I wish to honor my mother, the professor’s daughter who married into the collapse of the American dream. The woman who coaxed weavils out of home-made granola, cultured yogurt in Kerr jars in a water bath in our dilapidated oven, and tried forty-five different ways to hide goat meat in suppers; who withstood accusations of Satanic possession or insufficient faith to protect her family from her partner’s mental illness through divorce; who took calls from threatening neighbors angry that I would walk to school in winter without a coat (I hid it by the door as I left each morning); who held me as I cried about schoolyard bullies, whom I held as she cried about the monstrosity of desperate poverty and her defunct marriage; whom I proudly carried on my shoulders when I turned twelve and was taller than she; who was God’s messenger to her agnostic son in 1990, the human mediator of my conversion; who authored my favorite devotional phrase (“God is not a vending machine”); who taught me by example to love the printed and spoken word; who married again, badly, and divorced again, well; who creates life and survives tornados in America’s middle section; who scolded me for giving my only winter coat to a homeless man one Christmas then apologized years later as she helped me understand the complex valences of charity and Christ’s love; who has one of the most creative and wide-ranging minds I know; who is the beloved mother-in-law and granny to the people I love most in the world; who is more Hermes plus Athena than Gaia, and who is me and I her.

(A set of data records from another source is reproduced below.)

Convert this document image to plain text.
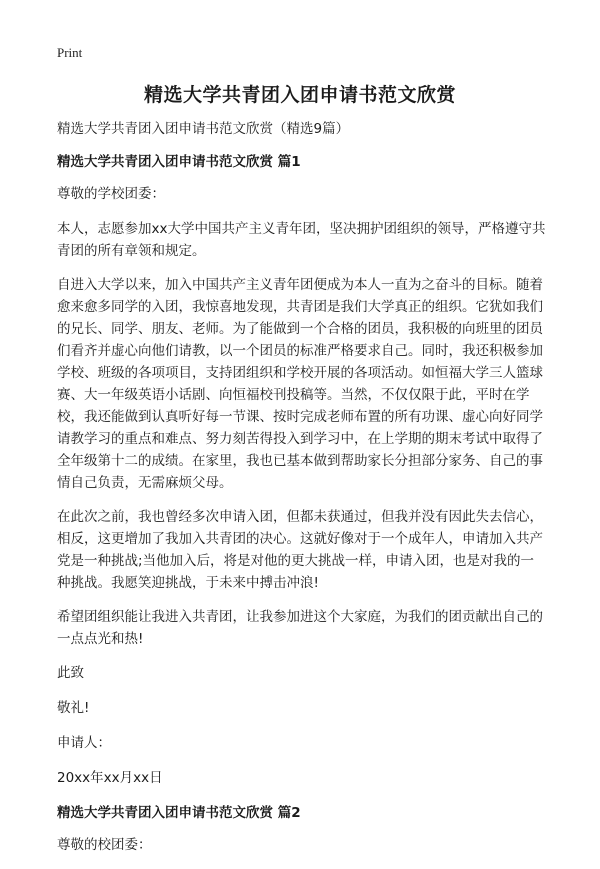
Print
精选大学共青团入团申请书范文欣赏

精选大学共青团入团申请书范文欣赏（精选9篇）

精选大学共青团入团申请书范文欣赏 篇1

尊敬的学校团委：

本人，志愿参加xx大学中国共产主义青年团，坚决拥护团组织的领导，严格遵守共青团的所有章领和规定。

自进入大学以来，加入中国共产主义青年团便成为本人一直为之奋斗的目标。随着愈来愈多同学的入团，我惊喜地发现，共青团是我们大学真正的组织。它犹如我们的兄长、同学、朋友、老师。为了能做到一个合格的团员，我积极的向班里的团员们看齐并虚心向他们请教，以一个团员的标准严格要求自己。同时，我还积极参加学校、班级的各项项目，支持团组织和学校开展的各项活动。如恒福大学三人篮球赛、大一年级英语小话剧、向恒福校刊投稿等。当然，不仅仅限于此，平时在学校，我还能做到认真听好每一节课、按时完成老师布置的所有功课、虚心向好同学请教学习的重点和难点、努力刻苦得投入到学习中，在上学期的期末考试中取得了全年级第十二的成绩。在家里，我也已基本做到帮助家长分担部分家务、自己的事情自己负责，无需麻烦父母。

在此次之前，我也曾经多次申请入团，但都未获通过，但我并没有因此失去信心，相反，这更增加了我加入共青团的决心。这就好像对于一个成年人，申请加入共产党是一种挑战;当他加入后，将是对他的更大挑战一样，申请入团，也是对我的一种挑战。我愿笑迎挑战，于未来中搏击冲浪!

希望团组织能让我进入共青团，让我参加进这个大家庭，为我们的团贡献出自己的一点点光和热!

此致

敬礼!

申请人：

20xx年xx月xx日

精选大学共青团入团申请书范文欣赏 篇2

尊敬的校团委：
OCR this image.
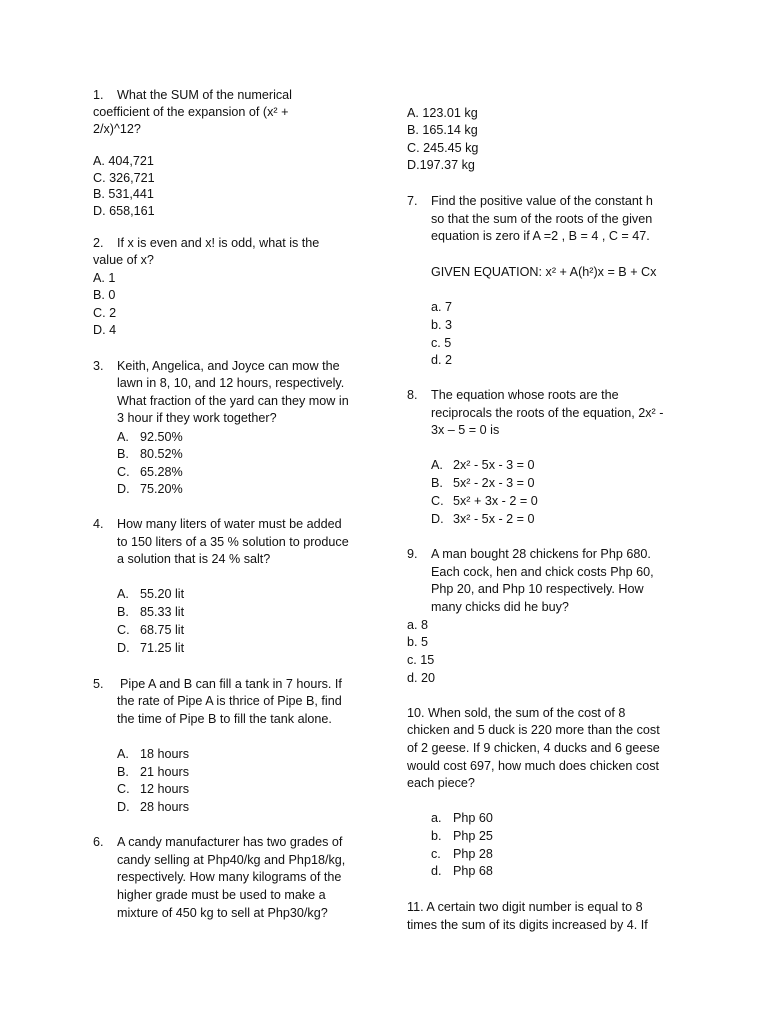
1. What the SUM of the numerical
coefficient of the expansion of (x² +
2/x)^12?
A. 404,721
C. 326,721
B. 531,441
D. 658,161
2. If x is even and x! is odd, what is the
value of x?
A. 1
B. 0
C. 2
D. 4
3. Keith, Angelica, and Joyce can mow the
lawn in 8, 10, and 12 hours, respectively.
What fraction of the yard can they mow in
3 hour if they work together?
A. 92.50%
B. 80.52%
C. 65.28%
D. 75.20%
4. How many liters of water must be added
to 150 liters of a 35 % solution to produce
a solution that is 24 % salt?
A. 55.20 lit
B. 85.33 lit
C. 68.75 lit
D. 71.25 lit
5. Pipe A and B can fill a tank in 7 hours. If
the rate of Pipe A is thrice of Pipe B, find
the time of Pipe B to fill the tank alone.
A. 18 hours
B. 21 hours
C. 12 hours
D. 28 hours
6. A candy manufacturer has two grades of
candy selling at Php40/kg and Php18/kg,
respectively. How many kilograms of the
higher grade must be used to make a
mixture of 450 kg to sell at Php30/kg?
A. 123.01 kg
B. 165.14 kg
C. 245.45 kg
D.197.37 kg
7. Find the positive value of the constant h
so that the sum of the roots of the given
equation is zero if A =2 , B = 4 , C = 47.
GIVEN EQUATION: x² + A(h²)x = B + Cx
a. 7
b. 3
c. 5
d. 2
8. The equation whose roots are the
reciprocals the roots of the equation, 2x² -
3x – 5 = 0 is
A. 2x² - 5x - 3 = 0
B. 5x² - 2x - 3 = 0
C. 5x² + 3x - 2 = 0
D. 3x² - 5x - 2 = 0
9. A man bought 28 chickens for Php 680.
Each cock, hen and chick costs Php 60,
Php 20, and Php 10 respectively. How
many chicks did he buy?
a. 8
b. 5
c. 15
d. 20
10. When sold, the sum of the cost of 8
chicken and 5 duck is 220 more than the cost
of 2 geese. If 9 chicken, 4 ducks and 6 geese
would cost 697, how much does chicken cost
each piece?
a. Php 60
b. Php 25
c. Php 28
d. Php 68
11. A certain two digit number is equal to 8
times the sum of its digits increased by 4. If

God bless you, Mom, for all that we are and clumsily strive to be. I am of all men most blessed.





May 11, 2008 at 10:41 am
Blessings to the mum of Sam and Amri and myriad other siblings. That’s quite a tribute, Sam, and well deserved.
May 11, 2008 at 11:36 am
Please add my voice to the tribute. Your mother is wonderful!
May 11, 2008 at 11:46 am
Beautiful tribute.
May 11, 2008 at 12:43 pm
What a wonderful mother- and a lovely tribute.
May 11, 2008 at 2:35 pm
Beautiful Sam. Simply beautiful.
May 11, 2008 at 4:04 pm
“All women become like their mothers. That is their tragedy. No man ever does. That’s his.”
Oscar Wilde
May 11, 2008 at 9:09 pm
Bless her heart.
I like that line “God is not a vending machine” and wish her peace and joy at last.
Why did you hide your coat each morning?
May 11, 2008 at 9:36 pm
She has found peace and joy at last. She’s phenomenal as a mother.
Re: the coat, it was too dang hot. When I was in medical school, I used to climb in the Presidential Range (White Mountains of NH) shirtless with my mountaineering bibs unzipped to the waist whenever it was warmer than 20F. What was hard for her was that the neighbors accused her of child abuse and threatened to call child protective services. That’s part of why my giving away my coat to a homeless man was hard for her.
I think it’s because I was a kid in Montana when it was still wonderfully, brutally cold.
May 12, 2008 at 6:41 am
Oooooh, that’s wicked good. God bless yours, mine, and all the other great mothers.
May 12, 2008 at 7:50 am
Thanks for that essay.
May 16, 2008 at 10:17 am
‘God is not a vending machine’ is really, really good.